Par ces motifs, la Chambre des recours pénale prononce :
I. Le recours est admis.
II. L’ordonnance du 31 mai 2017 est annulée.
III. Le dossier est renvoyé au Ministère public de l’arrondissement de Lausanne pour qu’il procède dans le sens des considérants.
IV. L’indemnité allouée au conseil juridique gratuit d’S.________ est fixée à 777 fr. 60 (sept cent septante-sept francs et soixante centimes).
V. Les frais de l’arrêt du 16 août 2017, par 1’870 fr. (mille huit cent septante francs), les frais du présent arrêt, par 660 fr. (six cent soixante francs), ainsi que l’indemnité allouée au conseil juridique gratuit d’S.________, par 777 fr. 60 (sept cent septante-sept francs et soixante centimes), sont laissés à la charge de l’Etat.

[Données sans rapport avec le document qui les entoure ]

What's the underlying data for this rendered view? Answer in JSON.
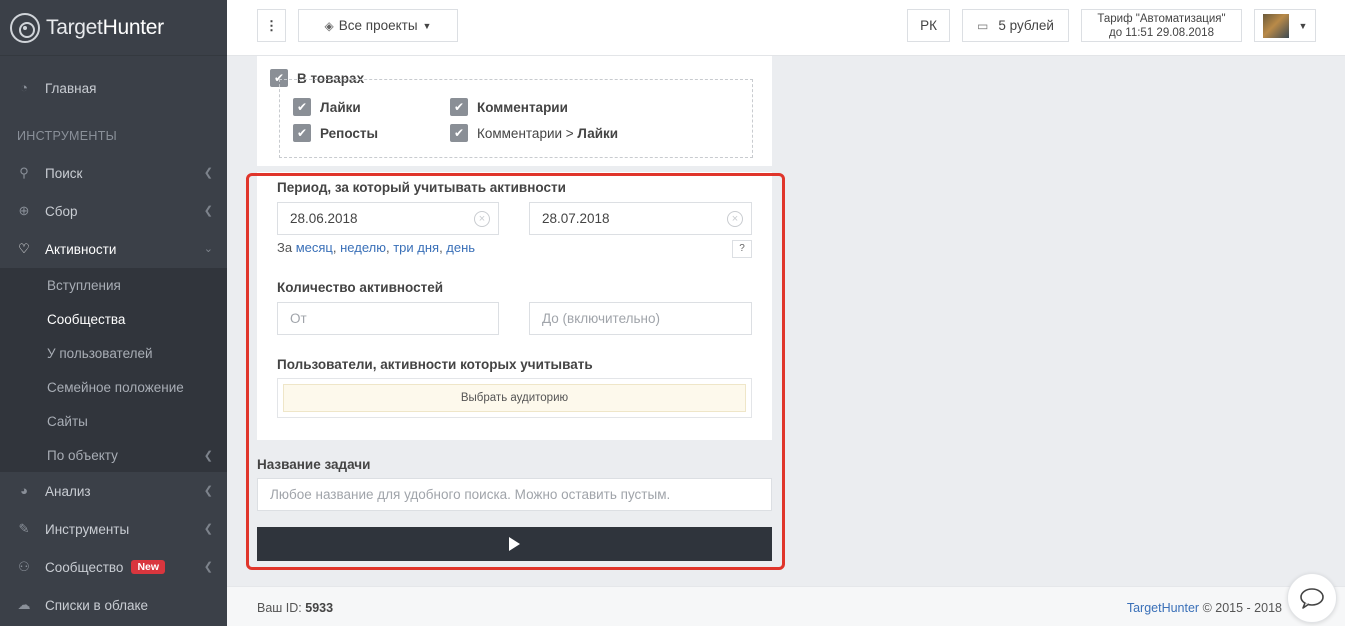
{
  "app": {
    "name_prefix": "Target",
    "name_suffix": "Hunter"
  },
  "sidebar": {
    "home": "Главная",
    "section_tools": "ИНСТРУМЕНТЫ",
    "search": "Поиск",
    "collect": "Сбор",
    "activities": "Активности",
    "sub": [
      "Вступления",
      "Сообщества",
      "У пользователей",
      "Семейное положение",
      "Сайты",
      "По объекту"
    ],
    "analysis": "Анализ",
    "tools": "Инструменты",
    "community": "Сообщество",
    "community_badge": "New",
    "cloud_lists": "Списки в облаке"
  },
  "topbar": {
    "menu_icon": "⋮",
    "projects": "Все проекты",
    "lang": "РК",
    "balance": "5 рублей",
    "tariff_line1": "Тариф \"Автоматизация\"",
    "tariff_line2": "до 11:51 29.08.2018"
  },
  "goods": {
    "title": "В товарах",
    "likes": "Лайки",
    "comments": "Комментарии",
    "reposts": "Репосты",
    "comments_likes_prefix": "Комментарии > ",
    "comments_likes_bold": "Лайки"
  },
  "period": {
    "label": "Период, за который учитывать активности",
    "from": "28.06.2018",
    "to": "28.07.2018",
    "quick_prefix": "За",
    "quick_links": [
      "месяц",
      "неделю",
      "три дня",
      "день"
    ],
    "help": "?"
  },
  "count": {
    "label": "Количество активностей",
    "from_placeholder": "От",
    "to_placeholder": "До (включительно)"
  },
  "users": {
    "label": "Пользователи, активности которых учитывать",
    "select_button": "Выбрать аудиторию"
  },
  "task": {
    "label": "Название задачи",
    "placeholder": "Любое название для удобного поиска. Можно оставить пустым."
  },
  "footer": {
    "id_label": "Ваш ID:",
    "id_value": "5933",
    "brand": "TargetHunter",
    "copyright": "© 2015 - 2018"
  },
  "colors": {
    "highlight": "#e0352b",
    "run_button": "#2f343c",
    "link": "#3a70b8"
  }
}
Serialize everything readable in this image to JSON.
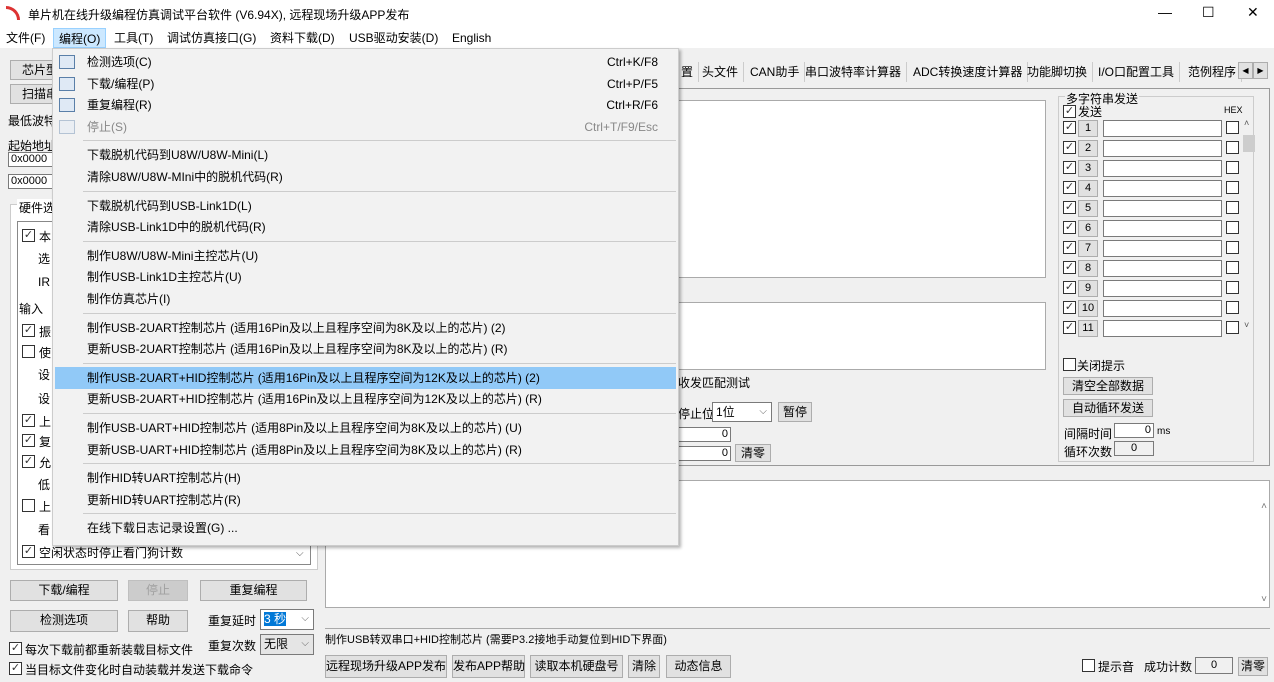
{
  "title": "单片机在线升级编程仿真调试平台软件 (V6.94X), 远程现场升级APP发布",
  "window": {
    "minimize": "—",
    "maximize": "☐",
    "close": "✕"
  },
  "menubar": [
    "文件(F)",
    "编程(O)",
    "工具(T)",
    "调试仿真接口(G)",
    "资料下载(D)",
    "USB驱动安装(D)",
    "English"
  ],
  "menu": [
    {
      "label": "检测选项(C)",
      "shortcut": "Ctrl+K/F8",
      "icon": "detect-icon"
    },
    {
      "label": "下载/编程(P)",
      "shortcut": "Ctrl+P/F5",
      "icon": "download-icon"
    },
    {
      "label": "重复编程(R)",
      "shortcut": "Ctrl+R/F6",
      "icon": "repeat-icon"
    },
    {
      "label": "停止(S)",
      "shortcut": "Ctrl+T/F9/Esc",
      "icon": "stop-icon",
      "disabled": true
    },
    {
      "sep": true
    },
    {
      "label": "下载脱机代码到U8W/U8W-Mini(L)"
    },
    {
      "label": "清除U8W/U8W-MIni中的脱机代码(R)"
    },
    {
      "sep": true
    },
    {
      "label": "下载脱机代码到USB-Link1D(L)"
    },
    {
      "label": "清除USB-Link1D中的脱机代码(R)"
    },
    {
      "sep": true
    },
    {
      "label": "制作U8W/U8W-Mini主控芯片(U)"
    },
    {
      "label": "制作USB-Link1D主控芯片(U)"
    },
    {
      "label": "制作仿真芯片(I)"
    },
    {
      "sep": true
    },
    {
      "label": "制作USB-2UART控制芯片 (适用16Pin及以上且程序空间为8K及以上的芯片) (2)"
    },
    {
      "label": "更新USB-2UART控制芯片 (适用16Pin及以上且程序空间为8K及以上的芯片) (R)"
    },
    {
      "sep": true
    },
    {
      "label": "制作USB-2UART+HID控制芯片 (适用16Pin及以上且程序空间为12K及以上的芯片) (2)",
      "highlighted": true
    },
    {
      "label": "更新USB-2UART+HID控制芯片 (适用16Pin及以上且程序空间为12K及以上的芯片) (R)"
    },
    {
      "sep": true
    },
    {
      "label": "制作USB-UART+HID控制芯片 (适用8Pin及以上且程序空间为8K及以上的芯片) (U)"
    },
    {
      "label": "更新USB-UART+HID控制芯片 (适用8Pin及以上且程序空间为8K及以上的芯片) (R)"
    },
    {
      "sep": true
    },
    {
      "label": "制作HID转UART控制芯片(H)"
    },
    {
      "label": "更新HID转UART控制芯片(R)"
    },
    {
      "sep": true
    },
    {
      "label": "在线下载日志记录设置(G) ..."
    }
  ],
  "left": {
    "chip_btn": "芯片型",
    "scan_btn": "扫描串",
    "min_baud": "最低波特",
    "start_addr": "起始地址",
    "addr1": "0x0000",
    "addr2": "0x0000",
    "hw_group": "硬件选",
    "opts": [
      {
        "t": "本",
        "c": true
      },
      {
        "t": "选"
      },
      {
        "t": "IR"
      },
      {
        "t": "输入"
      },
      {
        "t": "振",
        "c": true
      },
      {
        "t": "使",
        "c": false
      },
      {
        "t": "设"
      },
      {
        "t": "设"
      },
      {
        "t": "上",
        "c": true
      },
      {
        "t": "复",
        "c": true
      },
      {
        "t": "允",
        "c": true
      },
      {
        "t": "低"
      },
      {
        "t": "上",
        "c": false
      },
      {
        "t": "看"
      },
      {
        "t": "空闲状态时停止看门狗计数",
        "c": true
      }
    ],
    "download": "下载/编程",
    "stop": "停止",
    "repeat": "重复编程",
    "detect": "检测选项",
    "help": "帮助",
    "repeat_delay_label": "重复延时",
    "repeat_delay": "3 秒",
    "repeat_count_label": "重复次数",
    "repeat_count": "无限",
    "reload": "每次下载前都重新装载目标文件",
    "autoload": "当目标文件变化时自动装载并发送下载命令"
  },
  "tabs": [
    "置",
    "头文件",
    "CAN助手",
    "串口波特率计算器",
    "ADC转换速度计算器",
    "功能脚切换",
    "I/O口配置工具",
    "范例程序"
  ],
  "serial": {
    "match_test": "收发匹配测试",
    "stop_bits_label": "停止位",
    "stop_bits": "1位",
    "pause": "暂停",
    "rx": "0",
    "tx": "0",
    "clear": "清零"
  },
  "multi": {
    "title": "多字符串发送",
    "send": "发送",
    "hex": "HEX",
    "rows": [
      "1",
      "2",
      "3",
      "4",
      "5",
      "6",
      "7",
      "8",
      "9",
      "10",
      "11"
    ],
    "close_tip": "关闭提示",
    "clear_all": "清空全部数据",
    "auto_loop": "自动循环发送",
    "interval_label": "间隔时间",
    "interval": "0",
    "ms": "ms",
    "loop_label": "循环次数",
    "loop": "0"
  },
  "status": "制作USB转双串口+HID控制芯片 (需要P3.2接地手动复位到HID下界面)",
  "bottom": {
    "publish": "远程现场升级APP发布",
    "publish_help": "发布APP帮助",
    "read_disk": "读取本机硬盘号",
    "clear": "清除",
    "dynamic": "动态信息",
    "beep": "提示音",
    "success_label": "成功计数",
    "success": "0",
    "zero": "清零"
  }
}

VI. L’arrêt est exécutoire.
Le président : La greffière :
Du
Ministère public central,
M. le Procureur de l’arrondissement de Lausanne,
par l’envoi de photocopies.
Le présent arrêt peut faire l'objet d'un recours en matière pénale devant le Tribunal fédéral au sens des art. 78 ss LTF (loi du 17 juin 2005 sur le Tribunal fédéral – RS 173.110). Ce recours doit être déposé devant le Tribunal fédéral dans les trente jours qui suivent la notification de l'expédition complète (art. 100 al. 1 LTF).
En vertu de l’art. 135 al. 3 let. b CPP, le présent arrêt peut, en tant qu'il concerne l’indemnité d’office, faire l’objet d’un recours au sens des art. 393 ss CPP devant le Tribunal pénal fédéral (art. 37 al. 1 et 39 al. 1 LOAP [Loi fédérale du 19 mars 2010 sur l’organisation des autorités fédérales; RS 173.71]. Ce recours doit être déposé devant le Tribunal pénal fédéral dans un délai de dix jours dès la notification de l’arrêt attaqué (art. 396 al. 1 CPP).